Eine Neuwahl sei auch für alle anderen Unterzeichner des Briefes der beste Weg, beteuert Initiator Reinhard Schönauer: „Wie eine neue Konstellation aussehen könnte, wissen wir natürlich nicht. Auf jeden Fall sollte es eine Koalition ohne die Grünen sein. Da sind wir uns alle einig.“ Für Schönauer könnte auch eine CDU-geführte Minderheitsregierung eine Möglichkeit sein: „Minderheitsregierungen sind in Skandinavien fast schon eine Tradition.“
Vergeblich habe er sich, so Schönauer, darum bemüht, eine Stellungnahme des heimischen FDP-Promis Johannes Vogel zu bekommen. Vogel ist Olper Kreisvorsitzender der FDP, Erster Parlamentarischer Geschäftsführer der FDP-Bundestagsfraktion und Bundestagsabgeordneter.
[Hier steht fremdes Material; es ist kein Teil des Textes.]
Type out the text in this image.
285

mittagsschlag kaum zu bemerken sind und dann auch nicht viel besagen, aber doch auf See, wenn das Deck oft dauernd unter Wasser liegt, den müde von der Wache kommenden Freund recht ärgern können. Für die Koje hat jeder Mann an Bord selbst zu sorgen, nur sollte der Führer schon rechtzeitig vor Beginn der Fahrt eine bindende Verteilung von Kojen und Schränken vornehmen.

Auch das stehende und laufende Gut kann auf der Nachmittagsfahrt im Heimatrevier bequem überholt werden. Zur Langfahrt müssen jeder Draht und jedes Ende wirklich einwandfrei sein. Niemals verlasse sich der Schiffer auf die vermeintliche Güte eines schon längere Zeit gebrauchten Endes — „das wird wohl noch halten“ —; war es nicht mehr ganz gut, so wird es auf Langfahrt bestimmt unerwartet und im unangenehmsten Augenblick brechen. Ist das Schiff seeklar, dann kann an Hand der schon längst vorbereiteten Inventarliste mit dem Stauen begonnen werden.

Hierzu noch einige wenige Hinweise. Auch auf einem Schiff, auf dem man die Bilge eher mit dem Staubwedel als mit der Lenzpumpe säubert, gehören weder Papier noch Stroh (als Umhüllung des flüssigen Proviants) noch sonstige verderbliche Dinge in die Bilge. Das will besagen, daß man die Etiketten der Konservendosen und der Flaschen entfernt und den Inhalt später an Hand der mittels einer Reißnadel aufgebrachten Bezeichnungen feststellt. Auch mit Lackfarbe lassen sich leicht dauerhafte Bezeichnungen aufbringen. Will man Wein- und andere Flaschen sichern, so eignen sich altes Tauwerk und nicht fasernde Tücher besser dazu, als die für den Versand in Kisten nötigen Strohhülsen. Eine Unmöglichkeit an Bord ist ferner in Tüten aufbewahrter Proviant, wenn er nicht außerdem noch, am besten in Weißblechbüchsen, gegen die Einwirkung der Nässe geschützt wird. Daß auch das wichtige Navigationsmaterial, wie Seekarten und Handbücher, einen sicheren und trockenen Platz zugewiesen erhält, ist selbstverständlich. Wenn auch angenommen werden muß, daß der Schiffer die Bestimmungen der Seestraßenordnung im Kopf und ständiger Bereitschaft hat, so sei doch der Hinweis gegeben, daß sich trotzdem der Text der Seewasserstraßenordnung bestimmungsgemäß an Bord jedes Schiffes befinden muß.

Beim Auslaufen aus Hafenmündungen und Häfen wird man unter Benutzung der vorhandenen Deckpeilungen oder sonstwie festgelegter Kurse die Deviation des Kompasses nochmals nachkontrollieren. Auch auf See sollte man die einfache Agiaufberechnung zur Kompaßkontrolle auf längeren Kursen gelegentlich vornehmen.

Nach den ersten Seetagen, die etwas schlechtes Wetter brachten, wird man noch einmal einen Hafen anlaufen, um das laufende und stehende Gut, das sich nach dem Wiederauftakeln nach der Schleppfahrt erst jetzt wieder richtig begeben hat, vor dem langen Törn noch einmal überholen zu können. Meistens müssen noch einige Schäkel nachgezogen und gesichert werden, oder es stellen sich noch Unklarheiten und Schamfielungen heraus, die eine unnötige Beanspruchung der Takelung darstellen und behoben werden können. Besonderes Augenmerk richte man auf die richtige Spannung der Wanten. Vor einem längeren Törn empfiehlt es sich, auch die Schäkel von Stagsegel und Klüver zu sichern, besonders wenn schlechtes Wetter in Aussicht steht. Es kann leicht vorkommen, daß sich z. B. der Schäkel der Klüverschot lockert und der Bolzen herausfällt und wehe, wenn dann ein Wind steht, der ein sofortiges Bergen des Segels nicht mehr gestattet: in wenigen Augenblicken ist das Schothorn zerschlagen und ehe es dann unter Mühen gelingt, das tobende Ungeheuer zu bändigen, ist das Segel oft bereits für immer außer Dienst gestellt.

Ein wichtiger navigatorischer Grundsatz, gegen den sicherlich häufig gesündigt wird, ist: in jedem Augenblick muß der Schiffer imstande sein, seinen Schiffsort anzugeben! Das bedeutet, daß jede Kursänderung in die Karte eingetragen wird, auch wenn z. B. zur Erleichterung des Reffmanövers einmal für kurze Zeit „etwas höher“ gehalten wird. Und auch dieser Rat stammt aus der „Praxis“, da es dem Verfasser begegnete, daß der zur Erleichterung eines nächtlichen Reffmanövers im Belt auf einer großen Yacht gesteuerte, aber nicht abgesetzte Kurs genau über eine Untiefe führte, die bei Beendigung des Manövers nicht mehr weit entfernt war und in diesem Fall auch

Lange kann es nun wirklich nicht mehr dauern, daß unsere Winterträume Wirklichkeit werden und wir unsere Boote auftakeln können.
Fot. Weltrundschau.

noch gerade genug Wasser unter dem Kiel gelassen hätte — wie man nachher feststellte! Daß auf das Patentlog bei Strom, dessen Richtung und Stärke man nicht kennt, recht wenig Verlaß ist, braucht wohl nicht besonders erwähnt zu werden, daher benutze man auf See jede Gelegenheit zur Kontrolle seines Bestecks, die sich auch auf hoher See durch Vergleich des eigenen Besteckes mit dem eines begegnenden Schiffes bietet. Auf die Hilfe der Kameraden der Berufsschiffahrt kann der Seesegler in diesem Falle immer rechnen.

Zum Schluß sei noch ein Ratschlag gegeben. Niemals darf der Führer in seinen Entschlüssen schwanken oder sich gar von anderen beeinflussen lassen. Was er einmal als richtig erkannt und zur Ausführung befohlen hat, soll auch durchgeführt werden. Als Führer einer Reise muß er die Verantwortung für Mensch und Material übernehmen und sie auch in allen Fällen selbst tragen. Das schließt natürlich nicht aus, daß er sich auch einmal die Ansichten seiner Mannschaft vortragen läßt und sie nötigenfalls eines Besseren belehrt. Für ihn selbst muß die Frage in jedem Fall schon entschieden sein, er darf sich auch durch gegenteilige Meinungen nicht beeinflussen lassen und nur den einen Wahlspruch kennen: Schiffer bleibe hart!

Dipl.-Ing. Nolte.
Auf unsere telefonische Anfrage antwortete Vogel mit dem Verweis, er sei dieses Jahr nicht mehr im Dienst, die Redaktion möge sich an sein persönliches Büro wenden.
Die Unterzeichner
Unterschrieben haben den Brief an die FDP-Verbände: Michael Arens (Steuerberater, Wenden), Volker Arns (Gesamtschulehrer, Elben), Markus Brinker (Apotheker, Wenden), Peter Gerold (Rentner, Hünsborn), Dirk Godon (Unternehmer, Freudenberg), Thomas Holterhoff (Unternehmer, Hünsborn), Holger Jahn (Arbeitnehmer, Hünsborn), Jochen Sauermann (Rentner, Wenden), Markus Schönauer (Kundenberater, Wenden), Reinhard Schönauer (Unternehmer, Wenden), André Schrage (Unternehmer, Hünsborn), Stefan Spieren (Allgemeinmediziner, Hünsborn) und Christoph Stahl (Lehrer, Hünsborn).